Consumer products executives are feeling confident about their growth potential, but worry that they need to be bolder.

The M&A appetite among consumer products (CP) companies remains strong, as the upcycle continues beyond what many had predicted. Yet despite indications that a majority of CP executives expect increases in sales performance and net margins over the next 12 months, there are signs of future growth challenges ahead, regardless of the trajectory CP companies currently find themselves on, according to the latest EY Global Capital Confidence Barometer.

M&A activity focuses on bolt-ons and capabilities

About half (49%) of CP respondents say they expect their companies to pursue M&A in the next 12 months as they continue to see dealmaking as a key part of their transformation plans. For some, uncertainty around trade and tariffs is fueling M&A ambitions as CP companies focus on smaller deals.

  • Four in 10 CP executives say they are looking to acquire transitional capabilities that will change how the company operates, while a little more than one-third are focusing on bolt-on acquisitions to bolster current business models.
  • One-quarter say they are continuing to pursue transformative deals, but the current trend suggests that CP companies are moving away from megadeals in favor of start-ups that offer the product and process nimbleness larger incumbents see the need to emulate.

In terms of where CP companies are seeking their M&A targets, it is interesting to note that the focus remains on North American and Western European destinations. Not a single BRIC (Brazil, Russia, India and China) country appears in the top five preferred destinations. This may be the result of companies preferring to make early-stage innovative investments “closer to home,” while also being cautious on international acquisitions due to broader geopolitical uncertainty.

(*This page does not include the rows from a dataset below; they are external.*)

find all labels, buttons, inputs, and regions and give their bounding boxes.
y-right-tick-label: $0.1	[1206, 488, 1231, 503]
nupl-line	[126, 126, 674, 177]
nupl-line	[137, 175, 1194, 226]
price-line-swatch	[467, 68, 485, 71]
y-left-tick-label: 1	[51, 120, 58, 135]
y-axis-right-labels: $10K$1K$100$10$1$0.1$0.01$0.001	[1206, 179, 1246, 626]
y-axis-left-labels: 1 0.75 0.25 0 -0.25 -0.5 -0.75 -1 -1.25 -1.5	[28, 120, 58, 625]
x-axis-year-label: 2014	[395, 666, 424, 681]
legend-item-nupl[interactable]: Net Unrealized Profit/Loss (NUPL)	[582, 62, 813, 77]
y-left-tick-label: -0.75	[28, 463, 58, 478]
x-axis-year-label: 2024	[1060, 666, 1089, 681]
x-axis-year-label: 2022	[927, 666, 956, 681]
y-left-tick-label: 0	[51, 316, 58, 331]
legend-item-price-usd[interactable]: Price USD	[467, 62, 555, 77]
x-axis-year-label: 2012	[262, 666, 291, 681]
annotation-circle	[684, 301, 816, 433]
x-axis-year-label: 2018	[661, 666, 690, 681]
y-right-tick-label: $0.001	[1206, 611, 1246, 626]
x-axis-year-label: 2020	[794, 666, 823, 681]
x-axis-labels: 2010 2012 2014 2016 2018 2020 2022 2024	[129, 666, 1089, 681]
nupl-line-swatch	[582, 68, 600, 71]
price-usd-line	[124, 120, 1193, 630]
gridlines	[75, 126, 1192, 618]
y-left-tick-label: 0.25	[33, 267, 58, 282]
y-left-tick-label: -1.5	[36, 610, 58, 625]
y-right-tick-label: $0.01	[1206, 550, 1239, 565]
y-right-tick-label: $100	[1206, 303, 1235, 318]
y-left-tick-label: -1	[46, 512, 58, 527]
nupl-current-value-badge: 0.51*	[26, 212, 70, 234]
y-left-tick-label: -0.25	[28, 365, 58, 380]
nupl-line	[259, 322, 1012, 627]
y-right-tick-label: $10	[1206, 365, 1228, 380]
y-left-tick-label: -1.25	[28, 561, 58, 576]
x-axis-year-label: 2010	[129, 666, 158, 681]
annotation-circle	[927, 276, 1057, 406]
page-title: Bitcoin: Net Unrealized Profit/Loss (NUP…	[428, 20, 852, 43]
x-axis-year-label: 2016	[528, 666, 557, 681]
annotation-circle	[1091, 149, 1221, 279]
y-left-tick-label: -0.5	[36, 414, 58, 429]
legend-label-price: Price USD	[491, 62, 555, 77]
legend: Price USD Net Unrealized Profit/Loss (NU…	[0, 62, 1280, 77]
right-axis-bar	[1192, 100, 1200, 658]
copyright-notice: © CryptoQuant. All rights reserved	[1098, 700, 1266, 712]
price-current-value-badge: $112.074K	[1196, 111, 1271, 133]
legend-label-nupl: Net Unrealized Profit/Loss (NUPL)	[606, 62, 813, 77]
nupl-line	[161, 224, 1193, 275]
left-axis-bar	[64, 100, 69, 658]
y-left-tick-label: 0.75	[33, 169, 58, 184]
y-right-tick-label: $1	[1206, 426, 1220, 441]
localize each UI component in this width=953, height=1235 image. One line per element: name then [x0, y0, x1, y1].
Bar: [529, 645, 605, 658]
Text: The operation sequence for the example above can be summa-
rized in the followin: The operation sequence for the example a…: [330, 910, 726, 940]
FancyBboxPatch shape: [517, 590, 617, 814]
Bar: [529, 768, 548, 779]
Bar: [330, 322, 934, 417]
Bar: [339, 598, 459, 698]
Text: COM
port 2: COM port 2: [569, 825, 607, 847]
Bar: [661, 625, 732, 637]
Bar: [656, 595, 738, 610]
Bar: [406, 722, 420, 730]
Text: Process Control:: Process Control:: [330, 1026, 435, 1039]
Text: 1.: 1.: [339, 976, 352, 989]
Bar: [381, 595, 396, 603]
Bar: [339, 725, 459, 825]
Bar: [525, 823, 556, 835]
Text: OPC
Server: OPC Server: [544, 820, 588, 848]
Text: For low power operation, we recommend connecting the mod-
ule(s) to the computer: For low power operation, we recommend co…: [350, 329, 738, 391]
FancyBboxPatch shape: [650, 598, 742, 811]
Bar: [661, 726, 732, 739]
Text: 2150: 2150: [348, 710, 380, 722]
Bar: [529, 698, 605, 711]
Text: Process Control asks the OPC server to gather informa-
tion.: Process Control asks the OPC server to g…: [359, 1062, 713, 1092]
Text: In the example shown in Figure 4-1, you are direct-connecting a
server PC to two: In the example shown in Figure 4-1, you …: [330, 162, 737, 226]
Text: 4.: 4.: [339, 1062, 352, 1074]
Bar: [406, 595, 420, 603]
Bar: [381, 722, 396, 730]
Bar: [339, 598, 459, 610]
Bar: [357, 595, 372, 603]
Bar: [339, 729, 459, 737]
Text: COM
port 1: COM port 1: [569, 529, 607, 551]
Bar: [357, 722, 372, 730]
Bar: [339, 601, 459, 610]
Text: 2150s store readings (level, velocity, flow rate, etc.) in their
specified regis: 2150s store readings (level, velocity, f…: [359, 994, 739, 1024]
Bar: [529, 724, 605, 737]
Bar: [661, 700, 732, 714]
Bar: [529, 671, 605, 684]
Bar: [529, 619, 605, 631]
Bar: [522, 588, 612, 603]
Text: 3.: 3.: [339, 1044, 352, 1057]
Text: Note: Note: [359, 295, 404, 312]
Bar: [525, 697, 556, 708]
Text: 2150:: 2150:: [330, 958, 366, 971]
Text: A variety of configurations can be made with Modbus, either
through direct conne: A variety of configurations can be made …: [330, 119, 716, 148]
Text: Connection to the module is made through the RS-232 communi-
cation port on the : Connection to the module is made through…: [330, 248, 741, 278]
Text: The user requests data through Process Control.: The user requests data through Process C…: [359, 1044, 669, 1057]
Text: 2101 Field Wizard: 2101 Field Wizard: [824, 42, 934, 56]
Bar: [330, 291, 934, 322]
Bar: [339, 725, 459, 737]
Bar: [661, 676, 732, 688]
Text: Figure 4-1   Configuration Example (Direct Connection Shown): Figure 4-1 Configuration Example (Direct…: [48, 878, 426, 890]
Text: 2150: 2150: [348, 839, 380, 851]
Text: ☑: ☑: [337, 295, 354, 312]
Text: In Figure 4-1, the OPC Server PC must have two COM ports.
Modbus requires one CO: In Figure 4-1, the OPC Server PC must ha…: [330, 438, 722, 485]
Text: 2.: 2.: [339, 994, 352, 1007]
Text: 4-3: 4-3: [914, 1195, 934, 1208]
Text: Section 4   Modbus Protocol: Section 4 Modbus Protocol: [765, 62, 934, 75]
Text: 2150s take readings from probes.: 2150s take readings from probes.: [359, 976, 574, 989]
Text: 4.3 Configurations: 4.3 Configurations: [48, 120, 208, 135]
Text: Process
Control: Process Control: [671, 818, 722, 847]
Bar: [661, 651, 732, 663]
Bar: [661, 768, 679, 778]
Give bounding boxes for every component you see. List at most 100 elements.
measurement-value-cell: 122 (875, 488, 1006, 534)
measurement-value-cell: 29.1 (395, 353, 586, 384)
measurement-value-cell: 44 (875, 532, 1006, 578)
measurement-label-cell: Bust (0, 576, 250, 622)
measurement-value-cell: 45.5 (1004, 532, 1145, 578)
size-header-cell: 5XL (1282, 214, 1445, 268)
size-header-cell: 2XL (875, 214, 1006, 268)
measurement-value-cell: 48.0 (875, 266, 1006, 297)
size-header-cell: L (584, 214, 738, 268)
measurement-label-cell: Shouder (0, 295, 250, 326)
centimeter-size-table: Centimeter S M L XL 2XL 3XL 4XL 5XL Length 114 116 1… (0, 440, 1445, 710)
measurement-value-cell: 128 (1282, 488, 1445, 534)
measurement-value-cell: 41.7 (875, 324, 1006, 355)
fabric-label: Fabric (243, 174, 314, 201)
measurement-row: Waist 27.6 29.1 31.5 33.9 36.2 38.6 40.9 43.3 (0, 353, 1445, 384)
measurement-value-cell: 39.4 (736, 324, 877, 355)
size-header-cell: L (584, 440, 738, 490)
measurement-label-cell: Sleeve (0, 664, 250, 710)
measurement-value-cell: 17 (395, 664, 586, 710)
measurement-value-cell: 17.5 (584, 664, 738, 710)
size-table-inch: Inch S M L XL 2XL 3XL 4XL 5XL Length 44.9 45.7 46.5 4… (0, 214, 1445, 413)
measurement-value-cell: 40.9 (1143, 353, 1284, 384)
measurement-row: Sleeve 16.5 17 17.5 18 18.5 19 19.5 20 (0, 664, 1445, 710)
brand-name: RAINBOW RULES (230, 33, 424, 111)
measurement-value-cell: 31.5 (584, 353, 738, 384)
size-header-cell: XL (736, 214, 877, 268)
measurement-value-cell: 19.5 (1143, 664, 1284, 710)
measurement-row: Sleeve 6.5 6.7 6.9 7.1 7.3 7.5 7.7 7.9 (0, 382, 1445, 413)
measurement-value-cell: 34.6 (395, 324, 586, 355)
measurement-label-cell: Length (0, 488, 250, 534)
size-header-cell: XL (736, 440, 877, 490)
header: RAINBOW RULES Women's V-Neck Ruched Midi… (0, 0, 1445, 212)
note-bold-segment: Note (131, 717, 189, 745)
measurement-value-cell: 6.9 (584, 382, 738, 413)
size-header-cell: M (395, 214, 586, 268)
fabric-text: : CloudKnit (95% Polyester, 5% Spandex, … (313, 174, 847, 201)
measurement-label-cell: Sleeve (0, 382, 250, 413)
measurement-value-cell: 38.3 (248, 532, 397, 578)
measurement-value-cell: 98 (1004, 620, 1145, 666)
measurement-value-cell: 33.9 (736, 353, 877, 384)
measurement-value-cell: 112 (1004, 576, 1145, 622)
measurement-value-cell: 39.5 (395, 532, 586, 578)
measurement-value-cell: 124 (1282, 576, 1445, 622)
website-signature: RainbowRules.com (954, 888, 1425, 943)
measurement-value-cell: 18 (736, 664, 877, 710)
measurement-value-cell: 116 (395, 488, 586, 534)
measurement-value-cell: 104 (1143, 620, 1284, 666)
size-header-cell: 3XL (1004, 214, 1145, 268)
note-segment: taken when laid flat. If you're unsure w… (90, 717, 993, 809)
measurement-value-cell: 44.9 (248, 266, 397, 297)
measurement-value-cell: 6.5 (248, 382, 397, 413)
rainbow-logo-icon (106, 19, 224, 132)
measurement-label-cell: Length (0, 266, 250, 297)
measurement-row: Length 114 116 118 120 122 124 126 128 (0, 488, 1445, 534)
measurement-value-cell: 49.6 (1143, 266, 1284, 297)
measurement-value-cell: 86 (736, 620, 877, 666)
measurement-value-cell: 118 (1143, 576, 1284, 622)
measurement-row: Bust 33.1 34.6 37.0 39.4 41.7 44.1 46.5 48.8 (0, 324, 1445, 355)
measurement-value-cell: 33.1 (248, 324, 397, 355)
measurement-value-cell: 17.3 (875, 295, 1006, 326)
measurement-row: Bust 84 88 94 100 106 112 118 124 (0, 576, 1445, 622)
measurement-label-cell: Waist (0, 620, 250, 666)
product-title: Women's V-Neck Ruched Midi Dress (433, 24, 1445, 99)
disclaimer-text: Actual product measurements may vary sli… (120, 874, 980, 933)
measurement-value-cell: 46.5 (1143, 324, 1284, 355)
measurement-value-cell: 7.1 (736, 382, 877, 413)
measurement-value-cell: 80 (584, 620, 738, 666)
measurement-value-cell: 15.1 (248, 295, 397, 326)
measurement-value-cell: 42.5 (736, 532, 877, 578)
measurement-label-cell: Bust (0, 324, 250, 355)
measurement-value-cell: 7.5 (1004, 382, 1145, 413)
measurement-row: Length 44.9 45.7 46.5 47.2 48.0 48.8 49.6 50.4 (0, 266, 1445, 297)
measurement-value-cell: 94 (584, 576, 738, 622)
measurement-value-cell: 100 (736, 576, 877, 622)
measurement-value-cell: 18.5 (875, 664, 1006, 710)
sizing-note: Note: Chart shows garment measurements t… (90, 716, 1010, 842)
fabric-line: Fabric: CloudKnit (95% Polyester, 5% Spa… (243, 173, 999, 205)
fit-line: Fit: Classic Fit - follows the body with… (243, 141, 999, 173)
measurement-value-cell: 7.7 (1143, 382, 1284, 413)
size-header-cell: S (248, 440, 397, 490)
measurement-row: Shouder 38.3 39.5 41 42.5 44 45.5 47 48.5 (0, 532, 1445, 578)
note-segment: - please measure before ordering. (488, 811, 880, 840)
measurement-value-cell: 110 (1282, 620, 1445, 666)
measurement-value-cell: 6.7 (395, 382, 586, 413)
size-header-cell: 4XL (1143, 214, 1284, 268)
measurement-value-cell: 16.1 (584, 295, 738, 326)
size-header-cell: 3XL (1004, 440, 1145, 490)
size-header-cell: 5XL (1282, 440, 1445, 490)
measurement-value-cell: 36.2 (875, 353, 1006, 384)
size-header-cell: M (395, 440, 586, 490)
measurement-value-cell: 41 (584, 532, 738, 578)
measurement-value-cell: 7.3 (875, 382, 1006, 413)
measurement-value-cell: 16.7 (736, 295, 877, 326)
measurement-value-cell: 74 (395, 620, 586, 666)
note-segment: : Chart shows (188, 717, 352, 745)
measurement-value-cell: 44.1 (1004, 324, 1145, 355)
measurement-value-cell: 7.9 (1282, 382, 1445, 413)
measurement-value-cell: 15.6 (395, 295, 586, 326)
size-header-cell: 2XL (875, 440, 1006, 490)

M&A survey consumer products sector investment destinations

Divestitures are also playing a key role in dealmaking activity, with 55% saying they are planning to outsource or divest current operations. Also, 44% of them want to offload back-office functions, while 32% say they’re looking to divest production capabilities.

Consumer products executives are feeling confident about their growth potential, but worry that they need to be bolder

M&A isn’t the only indication that CP executives are feeling confident about their growth potential. A majority of CP executives say that sales and margins have improved over the last 12 months; a larger percentage is expecting modest to strong increases in the next 12 months. Meanwhile, confidence in economic growth within the sector continues to improve, with 75% seeing the sector economy as improving (versus 54% a year ago). Further, almost half of CP executives say they don’t expect an economic slowdown in the near to mid term.

However, when we press a little harder, two-thirds of CP respondents agree that it will be more difficult to sustain profitable growth in five years than it is today. Moreover, 71% feel that companies in the sector are too focused on cost cutting at the expense of delivering growth, and a remarkable 84% say that CP companies need to be bolder in the actions they take.

Sustaining profitable growth

84%

of consumer products respondents say that CP companies need to be bolder in the actions they take.

Based on the strategic intent they have for M&A, CP companies appear to be making moves in this direction. However, for a significant majority of respondents, it’s seen as too little and too slow. Within their own organizations, 69% of CP respondents say that their company is adapting to disruptive change, but that the actions are not yet effective enough. Overall compared to a 2016 survey, CP companies have a higher acknowledgement that they need to be bolder, more focused on growth and find more effective responses to disruptive change. Companies that have been bold enough to undertake radical transformations are seeing improvements in organic growth. Companies that started later in their transformation, or didn’t take extreme measures, are still finding their way to growth.

Interestingly, despite the evidence of the advantages of implementing big, bold business transformations, 41% say that they don’t need to make significant changes to their business operations, cost structure or their capabilities. This presents a puzzling question: are these 41% indeed well prepared? Or are they continuing to underestimate the disruption?

Resumen

The EY Global Capital Confidence Barometer (pdf) gauges corporate confidence in the economic outlook and identifies boardroom trends and practices in the way companies manage their Capital Agendas.